The ‘extremes’ of a proportion are the first and last terms, while the ‘means’ are the second and third terms. In the proportion a/b = c/d, ‘a’ and ‘d’ are extremes, while ‘b’ and ‘c’ are means. For example, consider the proportion:

3 : 5 :: 4 : 8 or 3/5 = 4/8

Here, 3 and 8 are the extremes, while 5 and 4 are the means.

One key property is that the product of extremes equals the product of means (a*d = b*c). This property, known as the **cross-multiplication rule**, is a fundamental tool for solving proportions.

Here is a quick summary of the proportion properties:

- If a : b = c : d, then a + c : b + d
- If a : b = c : d, then a – c : b – d
- If a : b = c : d, then a – b : b = c – d : d
- If a : b = c : d, then a + b : b = c + d : d
- If a : b = c : d, then a : c = b: d If a : b = c : d, then b : a = d : c
- If a : b = c : d, then a + b : a – b = c + d : c – d

### Additional Information

In higher mathematics, you encounter complex variations and applications of ratios and proportions, including compound ratios, duplicative and triplicate ratios, and the ratios of functions in calculus. The principles of ratios and proportions underpin the concept of scale in geometry, the basis of trigonometric identities, and much more.

### Ratio and Proportion Worked Example Problems

- If 2 books cost $18, how much do 5 books cost?

Here, the ratio of books to cost is 2:18. If we increase the books to 5, we set up a proportion to find the cost: 2/18 = 5/x. Cross-multiplying gives 2x = 90, so x = $45.

- If 5 workers can complete a task in 7 hours, how long will it take 10 workers?

Here, the number of workers is inversely proportional to time. So, 57 = 10x. Solving for x gives x = 3.5 hours.

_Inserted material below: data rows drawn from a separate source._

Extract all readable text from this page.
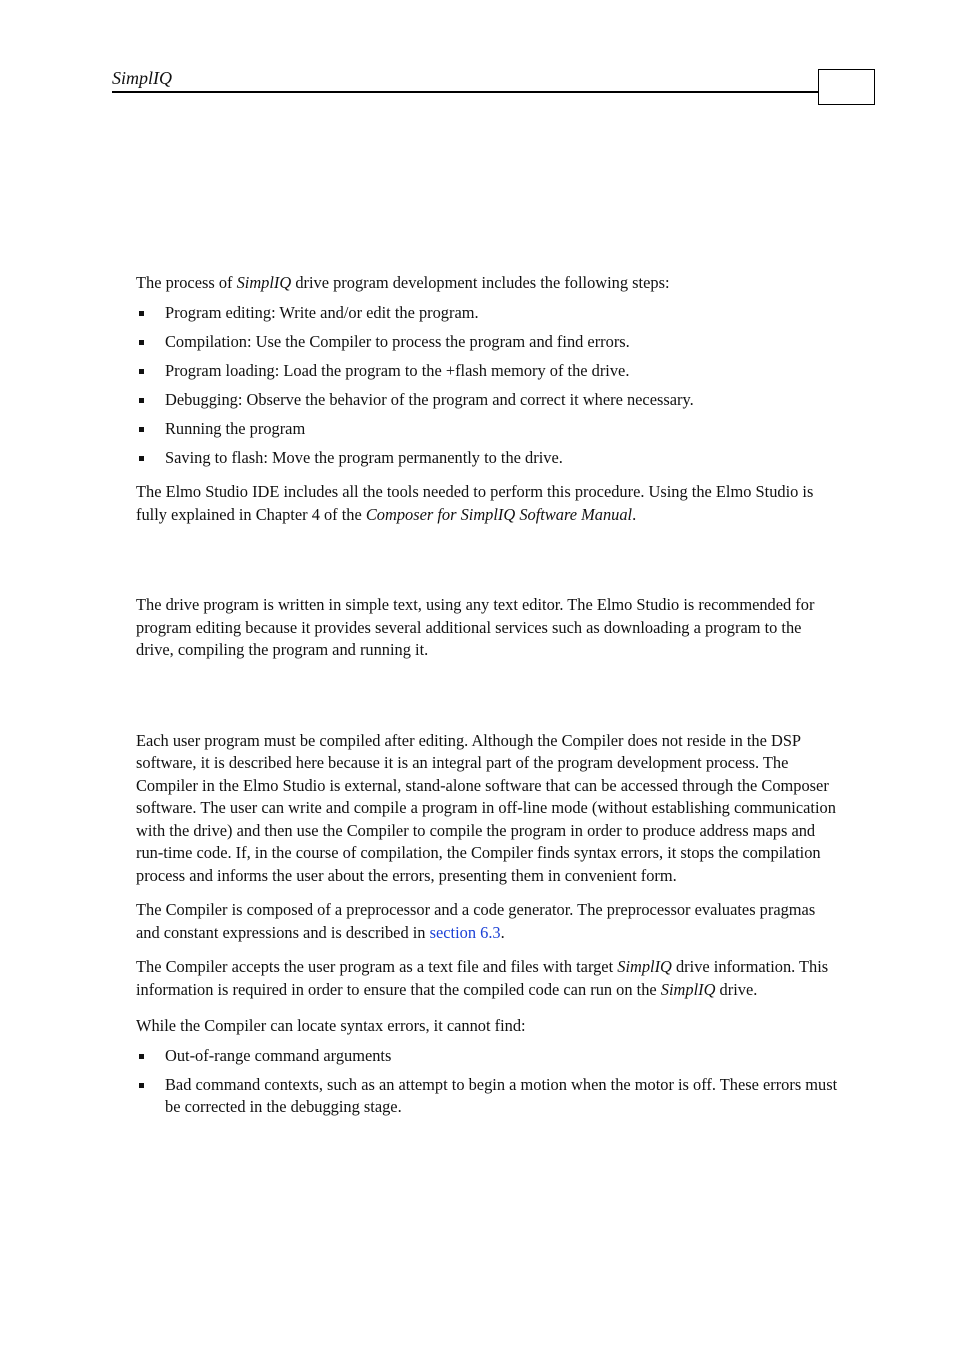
SimplIQ

The process of SimplIQ drive program development includes the following steps:

Program editing: Write and/or edit the program.
Compilation: Use the Compiler to process the program and find errors.
Program loading: Load the program to the +flash memory of the drive.
Debugging: Observe the behavior of the program and correct it where necessary.
Running the program
Saving to flash: Move the program permanently to the drive.

The Elmo Studio IDE includes all the tools needed to perform this procedure. Using the Elmo Studio is fully explained in Chapter 4 of the Composer for SimplIQ Software Manual.

The drive program is written in simple text, using any text editor. The Elmo Studio is recommended for program editing because it provides several additional services such as downloading a program to the drive, compiling the program and running it.

Each user program must be compiled after editing. Although the Compiler does not reside in the DSP software, it is described here because it is an integral part of the program development process. The Compiler in the Elmo Studio is external, stand-alone software that can be accessed through the Composer software. The user can write and compile a program in off-line mode (without establishing communication with the drive) and then use the Compiler to compile the program in order to produce address maps and run-time code. If, in the course of compilation, the Compiler finds syntax errors, it stops the compilation process and informs the user about the errors, presenting them in convenient form.

The Compiler is composed of a preprocessor and a code generator. The preprocessor evaluates pragmas and constant expressions and is described in section 6.3.

The Compiler accepts the user program as a text file and files with target SimplIQ drive information. This information is required in order to ensure that the compiled code can run on the SimplIQ drive.

While the Compiler can locate syntax errors, it cannot find:

Out-of-range command arguments
Bad command contexts, such as an attempt to begin a motion when the motor is off. These errors must be corrected in the debugging stage.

Understanding ratios and proportions is vital to navigating both academic mathematics and practical everyday situations. Their importance cannot be overstated, as these concepts form the building blocks for many areas of mathematics and real-world problem-solving.

### References

- Ben-Chaim, David; Keret, Yaffa; Ilany, Bat-Sheva (2012).
*Ratio and Proportion: Research and Teaching in Mathematics Teachers. Springer Science & Business Media*. ISBN 9789460917844. - Burrell, Brian (1998).
*Merriam-Webster’s Guide to Everyday Math: A Home and Business Reference*. Merriam-Webster. ISBN 9780877796213. - Smith, D.E. (1925).
*History of Mathematics.*Vol. 2. Ginn and Company. - Van Dooren, Wim; De Bock, Dirk; Evers, Marleen; Verschaffel, Lieven (2009). “Students’ Overuse of Proportionality on Missing-Value Problems: How Numbers May Change Solutions.”
*Journal for Research in Mathematics Education*. 40 (2) 187–211.